How Does the Stern-Gerlach Experiment Illustrate Quantum Spin Measurement?

[rabbit44]

Hi, I've been trying to understand the Stern-Gerlach experiment. I've been reading this book which explains how to find the amplitudes of measuring a particle to have a spin 1/2 lined up along some direction.

Here is the book:

http://www-thphys.physics.ox.ac.uk/people/JamesBinney/QBc6.pdf

It's page 107 that confused me: that first matrix equation. The matrix representation of the spin matrix along theta seems to be in the basis of eigenstates of the Sz matrix. But then the object (1, 0) would be the state of the particle having spin along the z axis, in which case the equation doesn't seem to make sense, as it would suggest that the state of having spin along the z axis is an eigenstate of the spin matrix along theta.

Can anyone help here?

 

[Minich]

Can You explain your trouble more explicitly?
Which equations are initial and where is misunderstanding?
(6.114)?

 

[Fredrik]

It's page 107 that confused me: that first matrix equation. The matrix representation of the spin matrix along theta seems to be in the basis of eigenstates of the Sz matrix. But then the object (1, 0) would be the state of the particle having spin along the z axis, in which case the equation doesn't seem to make sense, as it would suggest that the state of having spin along the z axis is an eigenstate of the spin matrix along theta.

The equation would imply that if it had been true for any values of a and b, or at least specifically for a=1,b=0, but it isn't. See (6.117).

 

[rabbit44]

Can You explain your trouble more explicitly?
Which equations are initial and where is misunderstanding?
(6.114)?

Thanks for replying

Yes 6.114, I don't really get where this comes from. I think that

|+,z> = a*|+, p> + b*|-,p>

(where p is theta)

But I think that the matrix representation of sigma.n in 6.114 is in the basis of eigenstates of Sz, i.e. of |+,z> and |-,z>. I think this because the paragraph before 6.114 references 6.111, which is in the basis of eigenkets of Sz.

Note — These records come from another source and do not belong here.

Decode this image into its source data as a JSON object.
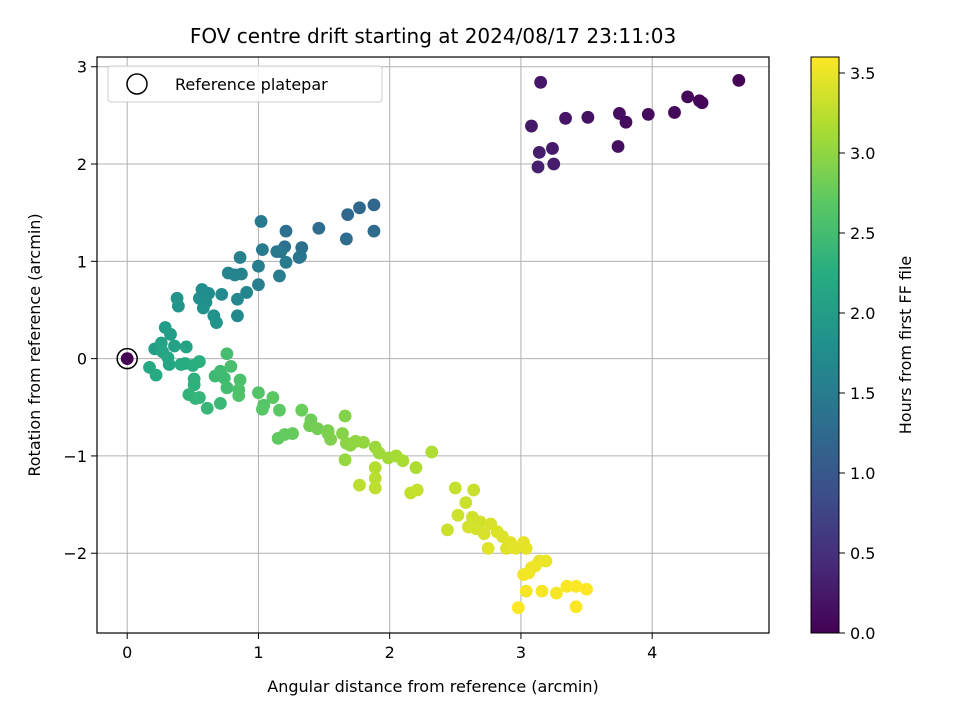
{
  "chart_data": {
    "type": "scatter",
    "title": "FOV centre drift starting at 2024/08/17 23:11:03",
    "xlabel": "Angular distance from reference (arcmin)",
    "ylabel": "Rotation from reference (arcmin)",
    "xlim": [
      -0.23,
      4.89
    ],
    "ylim": [
      -2.82,
      3.1
    ],
    "xticks": [
      0,
      1,
      2,
      3,
      4
    ],
    "xtick_labels": [
      "0",
      "1",
      "2",
      "3",
      "4"
    ],
    "yticks": [
      -2,
      -1,
      0,
      1,
      2,
      3
    ],
    "ytick_labels": [
      "−2",
      "−1",
      "0",
      "1",
      "2",
      "3"
    ],
    "grid": true,
    "legend": {
      "placement": "upper-left",
      "entries": [
        {
          "label": "Reference platepar",
          "marker": "open-circle"
        }
      ]
    },
    "reference_point": {
      "x": 0,
      "y": 0
    },
    "colorbar": {
      "label": "Hours from first FF file",
      "colormap": "viridis",
      "range": [
        0,
        3.6
      ],
      "ticks": [
        0,
        0.5,
        1,
        1.5,
        2,
        2.5,
        3,
        3.5
      ],
      "tick_labels": [
        "0.0",
        "0.5",
        "1.0",
        "1.5",
        "2.0",
        "2.5",
        "3.0",
        "3.5"
      ]
    },
    "series": [
      {
        "points": [
          [
            0,
            0,
            0
          ],
          [
            4.66,
            2.86,
            0.02
          ],
          [
            4.36,
            2.65,
            0.04
          ],
          [
            4.38,
            2.63,
            0.05
          ],
          [
            4.27,
            2.69,
            0.06
          ],
          [
            4.17,
            2.53,
            0.08
          ],
          [
            3.97,
            2.51,
            0.1
          ],
          [
            3.8,
            2.43,
            0.12
          ],
          [
            3.75,
            2.52,
            0.14
          ],
          [
            3.74,
            2.18,
            0.15
          ],
          [
            3.51,
            2.48,
            0.18
          ],
          [
            3.34,
            2.47,
            0.2
          ],
          [
            3.15,
            2.84,
            0.22
          ],
          [
            3.08,
            2.39,
            0.24
          ],
          [
            3.24,
            2.16,
            0.26
          ],
          [
            3.25,
            2.0,
            0.28
          ],
          [
            3.14,
            2.12,
            0.3
          ],
          [
            3.13,
            1.97,
            0.32
          ],
          [
            1.88,
            1.58,
            1.2
          ],
          [
            1.77,
            1.55,
            1.22
          ],
          [
            1.68,
            1.48,
            1.24
          ],
          [
            1.88,
            1.31,
            1.26
          ],
          [
            1.67,
            1.23,
            1.28
          ],
          [
            1.46,
            1.34,
            1.3
          ],
          [
            1.21,
            1.31,
            1.32
          ],
          [
            1.33,
            1.14,
            1.34
          ],
          [
            1.2,
            1.15,
            1.36
          ],
          [
            1.31,
            1.04,
            1.38
          ],
          [
            1.32,
            1.05,
            1.4
          ],
          [
            1.17,
            1.1,
            1.42
          ],
          [
            1.14,
            1.1,
            1.44
          ],
          [
            1.02,
            1.41,
            1.46
          ],
          [
            1.03,
            1.12,
            1.48
          ],
          [
            1.21,
            0.99,
            1.5
          ],
          [
            1.16,
            0.85,
            1.52
          ],
          [
            1.0,
            0.95,
            1.54
          ],
          [
            1.0,
            0.76,
            1.56
          ],
          [
            0.86,
            1.04,
            1.58
          ],
          [
            0.87,
            0.87,
            1.6
          ],
          [
            0.82,
            0.86,
            1.62
          ],
          [
            0.77,
            0.88,
            1.64
          ],
          [
            0.91,
            0.68,
            1.66
          ],
          [
            0.84,
            0.61,
            1.68
          ],
          [
            0.84,
            0.44,
            1.7
          ],
          [
            0.72,
            0.66,
            1.72
          ],
          [
            0.62,
            0.67,
            1.74
          ],
          [
            0.57,
            0.71,
            1.76
          ],
          [
            0.55,
            0.62,
            1.78
          ],
          [
            0.6,
            0.58,
            1.8
          ],
          [
            0.58,
            0.52,
            1.82
          ],
          [
            0.66,
            0.44,
            1.84
          ],
          [
            0.68,
            0.37,
            1.86
          ],
          [
            0.38,
            0.62,
            1.88
          ],
          [
            0.39,
            0.54,
            1.9
          ],
          [
            0.29,
            0.32,
            2.0
          ],
          [
            0.33,
            0.25,
            2.02
          ],
          [
            0.21,
            0.1,
            2.04
          ],
          [
            0.26,
            0.16,
            2.06
          ],
          [
            0.36,
            0.13,
            2.08
          ],
          [
            0.45,
            0.12,
            2.1
          ],
          [
            0.27,
            0.07,
            2.12
          ],
          [
            0.31,
            0.01,
            2.14
          ],
          [
            0.32,
            -0.06,
            2.16
          ],
          [
            0.17,
            -0.09,
            2.18
          ],
          [
            0.22,
            -0.17,
            2.2
          ],
          [
            0.41,
            -0.06,
            2.22
          ],
          [
            0.44,
            -0.05,
            2.24
          ],
          [
            0.5,
            -0.07,
            2.26
          ],
          [
            0.55,
            -0.03,
            2.28
          ],
          [
            0.51,
            -0.21,
            2.3
          ],
          [
            0.51,
            -0.27,
            2.32
          ],
          [
            0.47,
            -0.37,
            2.34
          ],
          [
            0.52,
            -0.41,
            2.36
          ],
          [
            0.55,
            -0.4,
            2.38
          ],
          [
            0.61,
            -0.51,
            2.4
          ],
          [
            0.71,
            -0.46,
            2.42
          ],
          [
            0.67,
            -0.18,
            2.44
          ],
          [
            0.71,
            -0.13,
            2.46
          ],
          [
            0.74,
            -0.2,
            2.48
          ],
          [
            0.76,
            -0.3,
            2.5
          ],
          [
            0.76,
            0.05,
            2.52
          ],
          [
            0.79,
            -0.08,
            2.54
          ],
          [
            0.86,
            -0.22,
            2.56
          ],
          [
            0.85,
            -0.32,
            2.58
          ],
          [
            0.85,
            -0.38,
            2.6
          ],
          [
            1.0,
            -0.35,
            2.62
          ],
          [
            1.04,
            -0.48,
            2.64
          ],
          [
            1.03,
            -0.52,
            2.66
          ],
          [
            1.11,
            -0.4,
            2.68
          ],
          [
            1.16,
            -0.53,
            2.7
          ],
          [
            1.15,
            -0.82,
            2.72
          ],
          [
            1.2,
            -0.78,
            2.74
          ],
          [
            1.26,
            -0.77,
            2.76
          ],
          [
            1.33,
            -0.53,
            2.78
          ],
          [
            1.4,
            -0.63,
            2.8
          ],
          [
            1.39,
            -0.69,
            2.82
          ],
          [
            1.45,
            -0.72,
            2.84
          ],
          [
            1.53,
            -0.74,
            2.86
          ],
          [
            1.53,
            -0.77,
            2.88
          ],
          [
            1.55,
            -0.83,
            2.9
          ],
          [
            1.66,
            -0.59,
            2.92
          ],
          [
            1.64,
            -0.77,
            2.94
          ],
          [
            1.67,
            -0.87,
            2.96
          ],
          [
            1.7,
            -0.89,
            2.98
          ],
          [
            1.74,
            -0.85,
            3.0
          ],
          [
            1.8,
            -0.86,
            3.02
          ],
          [
            1.66,
            -1.04,
            3.04
          ],
          [
            1.89,
            -0.91,
            3.06
          ],
          [
            1.92,
            -0.97,
            3.08
          ],
          [
            1.99,
            -1.02,
            3.1
          ],
          [
            2.05,
            -1.0,
            3.12
          ],
          [
            2.1,
            -1.05,
            3.14
          ],
          [
            2.2,
            -1.12,
            3.16
          ],
          [
            2.32,
            -0.96,
            3.18
          ],
          [
            1.89,
            -1.12,
            3.2
          ],
          [
            1.89,
            -1.23,
            3.22
          ],
          [
            1.77,
            -1.3,
            3.24
          ],
          [
            1.89,
            -1.33,
            3.26
          ],
          [
            2.16,
            -1.38,
            3.28
          ],
          [
            2.21,
            -1.35,
            3.3
          ]
        ]
      },
      {
        "points": [
          [
            2.5,
            -1.33,
            3.3
          ],
          [
            2.64,
            -1.35,
            3.31
          ],
          [
            2.44,
            -1.76,
            3.32
          ],
          [
            2.58,
            -1.48,
            3.33
          ],
          [
            2.52,
            -1.61,
            3.34
          ],
          [
            2.63,
            -1.63,
            3.35
          ],
          [
            2.69,
            -1.68,
            3.36
          ],
          [
            2.6,
            -1.73,
            3.37
          ],
          [
            2.66,
            -1.75,
            3.38
          ],
          [
            2.72,
            -1.8,
            3.39
          ],
          [
            2.77,
            -1.7,
            3.4
          ],
          [
            2.82,
            -1.78,
            3.41
          ],
          [
            2.86,
            -1.83,
            3.42
          ],
          [
            2.89,
            -1.95,
            3.43
          ],
          [
            2.75,
            -1.95,
            3.44
          ],
          [
            2.92,
            -1.89,
            3.45
          ],
          [
            2.96,
            -1.95,
            3.46
          ],
          [
            3.02,
            -1.89,
            3.47
          ],
          [
            3.04,
            -1.95,
            3.48
          ],
          [
            3.14,
            -2.08,
            3.49
          ],
          [
            3.19,
            -2.08,
            3.5
          ],
          [
            3.11,
            -2.13,
            3.51
          ],
          [
            3.08,
            -2.15,
            3.52
          ],
          [
            3.06,
            -2.2,
            3.53
          ],
          [
            3.02,
            -2.22,
            3.54
          ],
          [
            3.04,
            -2.39,
            3.55
          ],
          [
            3.16,
            -2.39,
            3.56
          ],
          [
            3.27,
            -2.41,
            3.57
          ],
          [
            3.35,
            -2.34,
            3.58
          ],
          [
            3.42,
            -2.34,
            3.59
          ],
          [
            3.5,
            -2.37,
            3.6
          ],
          [
            3.42,
            -2.55,
            3.6
          ],
          [
            2.98,
            -2.56,
            3.6
          ]
        ]
      }
    ]
  }
}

So if this is the case, is (1, 0) (a column vector), the representation of |+,z>? If this is the case then the left hand side of the equation surely reads:

sigma.n [ a|+,z> + b|-,z>] which isn't the same as the right hand side of [ a|+,z> + b|-,z>] as |+,z> isn't an eigenket of sigma.n

??ARGH?

Thanks

 

[rabbit44]

The equation would imply that if it had been true for any values of a and b, or at least specifically for a=1,b=0, but it isn't. See (6.117).

Sorry would you mind elaborating, I don't fully understand this. Sorry if I'm being very slow!

 

[Fredrik]

What 6.114-6.117 says is that if (a,b) is an eigenvector, then a and b must be specifically those numbers specified by 6.117. So (1,0) is clearly not an eigenvector (of $\hat n\cdot\vec\sigma$). (You said in #1 that the equation suggests that it is).

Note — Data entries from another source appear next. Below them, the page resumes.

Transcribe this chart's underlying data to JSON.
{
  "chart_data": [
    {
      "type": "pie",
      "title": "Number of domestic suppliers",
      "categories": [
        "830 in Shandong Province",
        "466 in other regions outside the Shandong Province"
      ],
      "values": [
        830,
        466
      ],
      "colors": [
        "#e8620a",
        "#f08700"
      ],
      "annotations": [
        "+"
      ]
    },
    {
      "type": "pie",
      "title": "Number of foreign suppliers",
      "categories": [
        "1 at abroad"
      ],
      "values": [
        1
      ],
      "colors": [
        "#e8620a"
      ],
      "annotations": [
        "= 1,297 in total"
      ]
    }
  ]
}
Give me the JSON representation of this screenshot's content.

What you said in #4 is correct until the last statement before the argh. The two sides of the equations are the same, if a and b are as in 6.117. You seem to be assuming that a linear combination of two eigenvectors with different eigenvalues can't be an eigenvector of some other operator. That assumption is wrong.

 

[rabbit44]

What 6.114-6.117 says is that if (a,b) is an eigenvector, then a and b must be specifically those numbers specified by 6.117. So (1,0) is clearly not an eigenvector (of $\hat n\cdot\vec\sigma$). (You said in #1 that the equation suggests that it is).

What you said in #4 is correct until the last statement before the argh. The two sides of the equations are the same, if a and b are as in 6.117. You seem to be assuming that a linear combination of two eigenvectors with different eigenvalues can't be an eigenvector of some other operator. That assumption is wrong.

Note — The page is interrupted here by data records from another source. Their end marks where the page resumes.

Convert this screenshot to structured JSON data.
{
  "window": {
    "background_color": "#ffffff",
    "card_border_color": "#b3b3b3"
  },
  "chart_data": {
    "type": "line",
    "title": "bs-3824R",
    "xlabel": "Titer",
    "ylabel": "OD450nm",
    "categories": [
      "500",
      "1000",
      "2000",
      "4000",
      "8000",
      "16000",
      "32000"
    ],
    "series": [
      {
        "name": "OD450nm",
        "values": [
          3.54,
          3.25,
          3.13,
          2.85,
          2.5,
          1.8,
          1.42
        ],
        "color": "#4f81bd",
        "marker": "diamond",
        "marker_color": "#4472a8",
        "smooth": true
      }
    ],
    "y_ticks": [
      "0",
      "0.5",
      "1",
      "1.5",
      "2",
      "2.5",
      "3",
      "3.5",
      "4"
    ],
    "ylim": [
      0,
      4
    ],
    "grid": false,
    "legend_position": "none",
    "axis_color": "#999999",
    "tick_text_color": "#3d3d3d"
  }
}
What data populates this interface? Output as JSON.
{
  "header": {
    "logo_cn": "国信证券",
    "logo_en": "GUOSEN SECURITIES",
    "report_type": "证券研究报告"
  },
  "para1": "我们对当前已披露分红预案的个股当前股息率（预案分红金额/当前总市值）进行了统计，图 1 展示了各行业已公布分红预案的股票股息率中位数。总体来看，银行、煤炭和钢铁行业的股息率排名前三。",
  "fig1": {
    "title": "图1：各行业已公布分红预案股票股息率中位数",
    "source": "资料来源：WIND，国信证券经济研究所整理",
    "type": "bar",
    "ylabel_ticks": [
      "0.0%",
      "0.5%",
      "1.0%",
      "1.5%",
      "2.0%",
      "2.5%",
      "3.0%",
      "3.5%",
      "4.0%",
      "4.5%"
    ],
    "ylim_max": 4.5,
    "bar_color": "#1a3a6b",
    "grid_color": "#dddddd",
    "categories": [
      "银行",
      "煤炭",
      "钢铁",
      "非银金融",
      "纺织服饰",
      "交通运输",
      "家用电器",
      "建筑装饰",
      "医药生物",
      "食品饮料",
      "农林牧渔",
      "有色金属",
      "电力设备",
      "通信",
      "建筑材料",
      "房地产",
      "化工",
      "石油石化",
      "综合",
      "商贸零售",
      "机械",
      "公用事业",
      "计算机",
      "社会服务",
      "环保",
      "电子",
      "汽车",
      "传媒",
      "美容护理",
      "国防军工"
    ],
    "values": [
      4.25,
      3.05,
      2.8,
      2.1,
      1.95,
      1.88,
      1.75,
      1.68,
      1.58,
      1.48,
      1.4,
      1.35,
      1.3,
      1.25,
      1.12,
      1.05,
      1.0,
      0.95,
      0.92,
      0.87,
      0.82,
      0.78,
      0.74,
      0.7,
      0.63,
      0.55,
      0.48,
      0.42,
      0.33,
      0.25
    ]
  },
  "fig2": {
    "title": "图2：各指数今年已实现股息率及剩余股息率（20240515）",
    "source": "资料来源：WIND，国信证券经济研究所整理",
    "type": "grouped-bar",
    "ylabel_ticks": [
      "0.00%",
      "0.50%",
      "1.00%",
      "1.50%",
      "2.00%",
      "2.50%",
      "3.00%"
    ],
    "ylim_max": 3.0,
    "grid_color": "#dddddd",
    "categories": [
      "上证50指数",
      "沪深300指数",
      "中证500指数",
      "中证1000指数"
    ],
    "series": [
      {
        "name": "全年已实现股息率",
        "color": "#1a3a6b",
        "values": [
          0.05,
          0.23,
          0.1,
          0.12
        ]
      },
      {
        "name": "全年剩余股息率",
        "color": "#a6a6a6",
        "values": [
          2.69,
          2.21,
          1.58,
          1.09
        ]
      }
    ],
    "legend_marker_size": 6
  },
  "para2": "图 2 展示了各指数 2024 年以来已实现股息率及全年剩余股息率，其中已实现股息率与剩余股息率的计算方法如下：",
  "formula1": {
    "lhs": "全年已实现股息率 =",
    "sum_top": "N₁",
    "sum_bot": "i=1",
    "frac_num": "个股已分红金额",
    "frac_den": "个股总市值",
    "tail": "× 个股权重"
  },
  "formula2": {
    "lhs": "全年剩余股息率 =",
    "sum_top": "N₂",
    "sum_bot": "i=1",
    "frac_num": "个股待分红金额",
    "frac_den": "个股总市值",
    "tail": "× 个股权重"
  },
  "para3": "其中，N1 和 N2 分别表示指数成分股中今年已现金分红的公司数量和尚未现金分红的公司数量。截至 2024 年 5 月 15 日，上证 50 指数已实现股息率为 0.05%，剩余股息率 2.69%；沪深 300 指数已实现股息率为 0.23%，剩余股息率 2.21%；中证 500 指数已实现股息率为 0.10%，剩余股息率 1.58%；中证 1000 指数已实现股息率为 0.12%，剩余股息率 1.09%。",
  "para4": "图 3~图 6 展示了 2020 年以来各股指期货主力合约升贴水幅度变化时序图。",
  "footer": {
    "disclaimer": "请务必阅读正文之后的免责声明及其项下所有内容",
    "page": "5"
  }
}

Ah OK so what I said where the two sides is correct, but I was incorrect in saying that they can't equal?

What is the reason for setting (a,b) as an eigenvector of sigma.n? (last question I promise!)

Thanks

 

[Fredrik]

Ah OK so what I said where the two sides is correct, but I was incorrect in saying that they can't equal?

If the word "where" is supposed to be "were", then yes. That's what the equation says, and the equality holds.

What is the reason for setting (a,b) as an eigenvector of sigma.n? (last question I promise!)

Because he wants to find out which linear combinations of |z+> and |z-> are eigenvectors of $\hat n\cdot\vec S$. He's not "setting" (a,b) as an eigenvector. He's determining what the eigenvectors are.